Handled internationally by Level K, Komasa’s techno-thriller was released in Polish cinemas in March by ITI Cinema and has posted over 1m admissions to date.
Komasa had originally planned to be in Wroclaw to accept the award in person, but had been called back at short notice on Saturday to Warsaw for a personal meeting with Poland’s Prime Minister Donald Tusk. He was then prevented from returning to Wroclaw on Sunday by heavy rain which closed down Warsaw’s international airport.
There were suggestions that Komasa’s plans to make a film about the Warsaw Uprising could have been the reason for the appointment with Tusk, since today (August 1) will mark the 67th anniversary of the outbreak of the Uprising in 1944.
Filmmakers in attendance included Terry Gilliam, Bruno Dumont, Asghar Farhadi and Urszula Antoniak.
During this year’s New Horizons festival, French sales agent Wide Management announced that it has added another Polish film to its sales lineup with the acquisition of documentary filmmaker Rafael Lewandowski’s fiction feature debut The Mole (Kret).

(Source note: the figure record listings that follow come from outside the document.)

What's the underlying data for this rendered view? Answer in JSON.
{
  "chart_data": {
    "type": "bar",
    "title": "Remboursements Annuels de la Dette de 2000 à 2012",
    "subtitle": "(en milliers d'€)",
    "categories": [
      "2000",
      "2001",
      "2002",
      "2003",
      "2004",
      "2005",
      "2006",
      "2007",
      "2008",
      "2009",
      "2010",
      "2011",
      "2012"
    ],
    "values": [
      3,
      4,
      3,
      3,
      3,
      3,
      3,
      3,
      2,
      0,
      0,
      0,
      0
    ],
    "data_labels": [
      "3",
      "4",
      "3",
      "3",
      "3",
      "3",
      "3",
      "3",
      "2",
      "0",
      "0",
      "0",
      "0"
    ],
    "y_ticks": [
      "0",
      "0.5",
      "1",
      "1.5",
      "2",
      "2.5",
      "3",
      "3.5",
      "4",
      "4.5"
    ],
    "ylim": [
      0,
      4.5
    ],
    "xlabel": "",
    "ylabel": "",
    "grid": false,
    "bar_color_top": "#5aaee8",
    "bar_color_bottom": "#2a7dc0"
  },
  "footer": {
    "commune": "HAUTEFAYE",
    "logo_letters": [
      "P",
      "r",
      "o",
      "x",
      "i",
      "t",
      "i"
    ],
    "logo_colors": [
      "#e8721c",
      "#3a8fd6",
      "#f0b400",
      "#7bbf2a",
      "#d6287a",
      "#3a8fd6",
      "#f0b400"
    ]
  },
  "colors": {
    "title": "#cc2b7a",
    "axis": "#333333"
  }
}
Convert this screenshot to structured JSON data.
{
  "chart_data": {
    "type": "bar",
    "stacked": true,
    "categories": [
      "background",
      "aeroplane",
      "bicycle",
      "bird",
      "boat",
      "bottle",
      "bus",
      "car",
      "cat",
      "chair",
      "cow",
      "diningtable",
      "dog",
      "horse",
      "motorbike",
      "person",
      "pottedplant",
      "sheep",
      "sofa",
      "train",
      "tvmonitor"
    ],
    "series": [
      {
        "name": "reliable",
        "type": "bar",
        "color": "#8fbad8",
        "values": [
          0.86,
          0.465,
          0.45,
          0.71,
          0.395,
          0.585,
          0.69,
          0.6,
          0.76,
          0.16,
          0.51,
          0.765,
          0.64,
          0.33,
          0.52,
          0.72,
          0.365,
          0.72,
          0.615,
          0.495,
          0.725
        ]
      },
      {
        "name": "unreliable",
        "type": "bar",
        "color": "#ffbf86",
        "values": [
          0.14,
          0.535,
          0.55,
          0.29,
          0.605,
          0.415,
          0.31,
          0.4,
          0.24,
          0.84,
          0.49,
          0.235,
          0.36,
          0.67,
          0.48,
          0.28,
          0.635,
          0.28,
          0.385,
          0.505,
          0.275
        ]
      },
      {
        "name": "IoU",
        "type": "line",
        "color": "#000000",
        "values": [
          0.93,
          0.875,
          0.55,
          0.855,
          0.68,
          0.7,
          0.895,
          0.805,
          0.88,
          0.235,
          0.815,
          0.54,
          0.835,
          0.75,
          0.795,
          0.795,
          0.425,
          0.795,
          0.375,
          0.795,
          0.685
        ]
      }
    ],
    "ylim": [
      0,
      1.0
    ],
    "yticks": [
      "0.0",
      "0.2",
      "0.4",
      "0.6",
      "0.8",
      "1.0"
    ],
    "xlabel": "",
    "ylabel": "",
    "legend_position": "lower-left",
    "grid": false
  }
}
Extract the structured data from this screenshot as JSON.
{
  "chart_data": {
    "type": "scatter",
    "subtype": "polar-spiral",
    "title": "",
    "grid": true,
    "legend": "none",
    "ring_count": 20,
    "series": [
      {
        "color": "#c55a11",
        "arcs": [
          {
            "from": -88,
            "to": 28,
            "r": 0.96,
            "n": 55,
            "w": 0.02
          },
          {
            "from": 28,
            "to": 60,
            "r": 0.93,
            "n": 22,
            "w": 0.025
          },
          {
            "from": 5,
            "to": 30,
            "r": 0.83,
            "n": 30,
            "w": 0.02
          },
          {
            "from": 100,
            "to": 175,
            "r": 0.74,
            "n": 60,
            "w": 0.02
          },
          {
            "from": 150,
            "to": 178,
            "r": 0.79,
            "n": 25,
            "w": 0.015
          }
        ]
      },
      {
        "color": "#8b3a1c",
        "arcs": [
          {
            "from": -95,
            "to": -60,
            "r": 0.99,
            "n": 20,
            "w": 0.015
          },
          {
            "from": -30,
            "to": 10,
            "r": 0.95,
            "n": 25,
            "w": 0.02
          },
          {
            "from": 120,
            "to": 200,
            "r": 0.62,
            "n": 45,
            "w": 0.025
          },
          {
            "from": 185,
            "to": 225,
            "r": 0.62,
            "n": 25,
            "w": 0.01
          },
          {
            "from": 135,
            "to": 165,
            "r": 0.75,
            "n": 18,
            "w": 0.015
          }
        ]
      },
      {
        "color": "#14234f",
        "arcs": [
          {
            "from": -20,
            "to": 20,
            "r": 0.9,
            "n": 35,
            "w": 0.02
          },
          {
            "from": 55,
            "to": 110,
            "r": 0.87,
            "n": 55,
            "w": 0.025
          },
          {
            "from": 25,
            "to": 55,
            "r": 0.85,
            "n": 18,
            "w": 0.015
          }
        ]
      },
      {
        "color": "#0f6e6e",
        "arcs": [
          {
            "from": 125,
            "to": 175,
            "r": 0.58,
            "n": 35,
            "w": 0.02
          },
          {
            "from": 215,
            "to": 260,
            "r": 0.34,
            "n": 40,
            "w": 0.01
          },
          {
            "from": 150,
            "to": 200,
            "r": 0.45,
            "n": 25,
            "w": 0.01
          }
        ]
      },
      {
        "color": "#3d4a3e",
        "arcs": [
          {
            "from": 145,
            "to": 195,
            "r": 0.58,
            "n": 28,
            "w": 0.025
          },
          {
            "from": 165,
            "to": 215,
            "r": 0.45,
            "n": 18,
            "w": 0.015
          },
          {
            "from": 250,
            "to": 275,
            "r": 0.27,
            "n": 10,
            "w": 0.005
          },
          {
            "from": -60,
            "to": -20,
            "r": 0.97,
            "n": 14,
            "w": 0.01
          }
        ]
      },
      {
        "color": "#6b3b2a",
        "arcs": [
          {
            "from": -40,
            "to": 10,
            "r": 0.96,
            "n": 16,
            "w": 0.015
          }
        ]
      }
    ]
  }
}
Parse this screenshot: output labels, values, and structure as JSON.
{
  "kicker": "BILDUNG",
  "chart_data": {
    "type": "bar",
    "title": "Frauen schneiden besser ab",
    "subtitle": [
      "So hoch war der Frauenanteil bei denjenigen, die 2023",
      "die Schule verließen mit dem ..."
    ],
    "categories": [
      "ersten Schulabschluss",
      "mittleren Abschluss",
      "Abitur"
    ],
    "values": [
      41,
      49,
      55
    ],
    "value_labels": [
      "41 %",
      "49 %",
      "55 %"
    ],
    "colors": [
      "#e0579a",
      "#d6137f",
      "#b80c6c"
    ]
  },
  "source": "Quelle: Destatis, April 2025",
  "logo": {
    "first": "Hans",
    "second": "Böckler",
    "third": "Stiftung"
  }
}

The story about the misadventures of a miner who was a member of the Solidarity movement under Communism is opening in Polish cinemas this Friday (Aug 5).
Wide Management’s roster of Polish titles includes Bartosz Konopka’s engrossing tale of a father-son relationship Fear of Falling which is his feature debut after the Oscar-nominated short Rabbit a la Berlin, Lech Majewski’s English language film The Mill And The Cross, with Michael York, Rutger Hauer and Charlotte Rampling, as well as the Romanian-Polish animated documentary Crulic – The Path To Beyond by Anca Damian which has its world premiere on Locarno’s Piazza Grande next weekend.
Arkadiusz Wojnarowski‘s Wroclaw-based Magellan Foundation served as Polish co-producer.
Meanwhile, New Horizons’ festival president Roman Gutek announced at the end of the awards ceremony that Mexican cinema will be the focus of the 2012 edition of the festival (July 19-29) with a retrospective dedicated to one of its key figures Carlos Reygadas as well as further retrospectives on the work of the veteran Serbian director Dusan Makaveyev, Austrian filmmaker Ulrich Seidl and the experimental author Peter Tscherkassky.
New Horizons will also be staging the Funny Games EU programme of films for the European Culture Congress, which is being held in Wroclaw from September 8-11 to coincide with the Informal Meeting of EU Culture Ministers, and then organising the second American Film Festival (AFF) from November 15-20.